Difficile non avere la sensazione che il mondo ti stia scoppiando sotto il culo, al giorno d'oggi. Non occorre essere un intellettuale, un analista politico e nemmeno un autore militante (qualunque cosa significhi) per avvertire la sensazione in modo distinto e urgente. Ogni era cosmica ha i suoi eroi, e il 1974 è un'era cosmica molto lontana.
L'Uomo Ragno era un eroe solare, a dispetto del tratto espressionista e manicheo di Steve Ditko. Fondamentalmente inadatto allo spirito tetro dei nostri tempi. Questo è il momento di Ghost Rider, di Cable: eroi o antieroi che hanno fatto del conflitto e della violenza una sorta di orizzonte metafisico. Già il Punitore aveva preannunciato la tendenza. Certo, l'Arrampicamuri si è sempre mosso tra le quinte di una metropoli quasi-reale. Ma l'Uomo Ragno che fronteggia impotente la tragedia dell'implosione all'interno del nostro tempo storico, l'Uomo Ragno tra le macerie fumanti delle Twin Towers e gli eroici pompieri di NYC ha qualcosa di innaturale. Di definitivamente incredibile. Dentro l'universo del Ragno la cronaca è inverosimile. Il Dottor Destino che piange è una trovata miserrima. Vale quattro soldi.
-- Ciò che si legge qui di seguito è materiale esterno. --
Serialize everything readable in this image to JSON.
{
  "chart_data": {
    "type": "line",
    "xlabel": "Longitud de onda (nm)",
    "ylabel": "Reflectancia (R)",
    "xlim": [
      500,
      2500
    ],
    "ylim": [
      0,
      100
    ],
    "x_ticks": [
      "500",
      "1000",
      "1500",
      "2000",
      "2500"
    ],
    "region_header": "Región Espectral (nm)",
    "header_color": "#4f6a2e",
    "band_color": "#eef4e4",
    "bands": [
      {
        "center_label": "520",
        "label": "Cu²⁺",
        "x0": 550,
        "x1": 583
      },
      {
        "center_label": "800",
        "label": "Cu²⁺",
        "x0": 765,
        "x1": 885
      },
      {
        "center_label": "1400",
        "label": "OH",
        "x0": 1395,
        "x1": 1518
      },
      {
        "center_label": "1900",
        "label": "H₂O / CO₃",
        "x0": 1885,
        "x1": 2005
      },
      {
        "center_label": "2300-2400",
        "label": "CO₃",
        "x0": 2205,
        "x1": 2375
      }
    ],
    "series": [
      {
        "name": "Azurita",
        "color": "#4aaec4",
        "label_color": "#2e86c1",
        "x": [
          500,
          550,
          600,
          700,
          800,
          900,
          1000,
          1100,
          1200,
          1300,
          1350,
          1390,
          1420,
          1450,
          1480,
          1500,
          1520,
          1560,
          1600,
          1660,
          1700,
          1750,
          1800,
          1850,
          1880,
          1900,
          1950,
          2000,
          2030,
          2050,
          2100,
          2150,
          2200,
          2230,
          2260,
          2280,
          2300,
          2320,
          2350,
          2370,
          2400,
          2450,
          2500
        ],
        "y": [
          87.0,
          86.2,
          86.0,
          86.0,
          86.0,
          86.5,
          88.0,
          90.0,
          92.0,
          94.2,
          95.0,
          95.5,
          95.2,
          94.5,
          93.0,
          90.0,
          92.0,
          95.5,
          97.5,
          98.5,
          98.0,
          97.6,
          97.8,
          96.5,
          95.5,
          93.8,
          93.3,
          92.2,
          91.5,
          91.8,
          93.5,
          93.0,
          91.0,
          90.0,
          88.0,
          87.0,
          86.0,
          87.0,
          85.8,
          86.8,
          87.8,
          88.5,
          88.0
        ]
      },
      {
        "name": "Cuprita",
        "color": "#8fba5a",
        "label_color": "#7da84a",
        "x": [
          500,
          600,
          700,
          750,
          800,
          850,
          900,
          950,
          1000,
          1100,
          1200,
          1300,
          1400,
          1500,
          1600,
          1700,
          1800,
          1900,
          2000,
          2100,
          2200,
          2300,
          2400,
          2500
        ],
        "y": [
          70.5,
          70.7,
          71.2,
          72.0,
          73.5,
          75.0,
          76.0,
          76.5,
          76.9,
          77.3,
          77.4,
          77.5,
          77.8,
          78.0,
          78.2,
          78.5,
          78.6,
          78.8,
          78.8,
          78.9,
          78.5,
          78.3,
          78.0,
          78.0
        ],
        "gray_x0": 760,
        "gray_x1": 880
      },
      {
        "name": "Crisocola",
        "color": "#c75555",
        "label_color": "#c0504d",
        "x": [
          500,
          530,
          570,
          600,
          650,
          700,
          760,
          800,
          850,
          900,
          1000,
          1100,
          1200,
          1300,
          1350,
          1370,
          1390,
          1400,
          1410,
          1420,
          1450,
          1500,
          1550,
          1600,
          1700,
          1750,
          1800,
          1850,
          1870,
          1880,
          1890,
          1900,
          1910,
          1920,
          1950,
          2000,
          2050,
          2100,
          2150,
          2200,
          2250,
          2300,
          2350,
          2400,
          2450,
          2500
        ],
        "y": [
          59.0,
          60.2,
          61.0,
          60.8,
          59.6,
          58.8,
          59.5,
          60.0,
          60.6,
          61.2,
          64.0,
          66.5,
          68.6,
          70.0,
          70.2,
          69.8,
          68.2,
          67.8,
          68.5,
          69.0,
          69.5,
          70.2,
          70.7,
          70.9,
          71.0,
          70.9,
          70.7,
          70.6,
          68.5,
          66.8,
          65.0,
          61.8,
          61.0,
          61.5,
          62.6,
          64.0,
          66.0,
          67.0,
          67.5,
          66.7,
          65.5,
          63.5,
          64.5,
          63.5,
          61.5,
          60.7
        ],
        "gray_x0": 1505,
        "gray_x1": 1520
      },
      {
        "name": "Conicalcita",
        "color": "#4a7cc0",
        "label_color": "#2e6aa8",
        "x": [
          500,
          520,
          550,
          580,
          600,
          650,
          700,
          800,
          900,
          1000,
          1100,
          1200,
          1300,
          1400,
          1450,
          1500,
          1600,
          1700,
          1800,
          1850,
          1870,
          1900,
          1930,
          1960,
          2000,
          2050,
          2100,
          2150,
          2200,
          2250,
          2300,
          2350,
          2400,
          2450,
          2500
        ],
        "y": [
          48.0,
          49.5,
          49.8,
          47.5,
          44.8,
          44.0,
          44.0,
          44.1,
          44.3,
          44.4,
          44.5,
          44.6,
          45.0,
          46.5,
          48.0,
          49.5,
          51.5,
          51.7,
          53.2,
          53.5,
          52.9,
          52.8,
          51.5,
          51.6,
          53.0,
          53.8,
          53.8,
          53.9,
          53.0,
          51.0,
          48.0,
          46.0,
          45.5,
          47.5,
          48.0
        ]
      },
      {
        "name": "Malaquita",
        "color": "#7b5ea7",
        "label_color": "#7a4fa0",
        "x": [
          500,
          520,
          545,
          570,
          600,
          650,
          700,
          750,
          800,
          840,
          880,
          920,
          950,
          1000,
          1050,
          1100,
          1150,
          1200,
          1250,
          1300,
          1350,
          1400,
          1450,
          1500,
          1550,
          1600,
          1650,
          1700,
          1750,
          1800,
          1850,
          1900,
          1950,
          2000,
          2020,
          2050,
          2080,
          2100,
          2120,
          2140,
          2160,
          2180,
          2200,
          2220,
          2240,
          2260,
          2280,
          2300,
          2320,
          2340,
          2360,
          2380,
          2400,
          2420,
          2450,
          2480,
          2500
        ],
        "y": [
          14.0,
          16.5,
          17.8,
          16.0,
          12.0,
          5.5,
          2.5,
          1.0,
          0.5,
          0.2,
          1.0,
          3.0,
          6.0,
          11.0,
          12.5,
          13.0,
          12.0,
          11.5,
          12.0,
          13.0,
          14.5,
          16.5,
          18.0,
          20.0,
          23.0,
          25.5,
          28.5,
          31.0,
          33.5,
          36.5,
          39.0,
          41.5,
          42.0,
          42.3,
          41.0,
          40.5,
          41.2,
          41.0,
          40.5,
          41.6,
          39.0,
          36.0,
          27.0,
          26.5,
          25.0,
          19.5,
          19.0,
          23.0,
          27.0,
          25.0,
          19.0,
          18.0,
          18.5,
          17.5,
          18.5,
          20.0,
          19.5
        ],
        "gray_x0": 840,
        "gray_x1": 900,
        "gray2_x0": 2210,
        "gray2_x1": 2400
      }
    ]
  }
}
Forse noi lettori colti-smaliziati-europei non siamo il pubblico di riferimento per storie del genere. Gli eroi in costume si aggirano da estranei nella plumbea iperrealtà della cronaca. Dove eravate? La domanda echeggia puntuale. Ma la risposta è semplice. Gli eroi non sono mai stati qui. Il vostro mondo non li merita.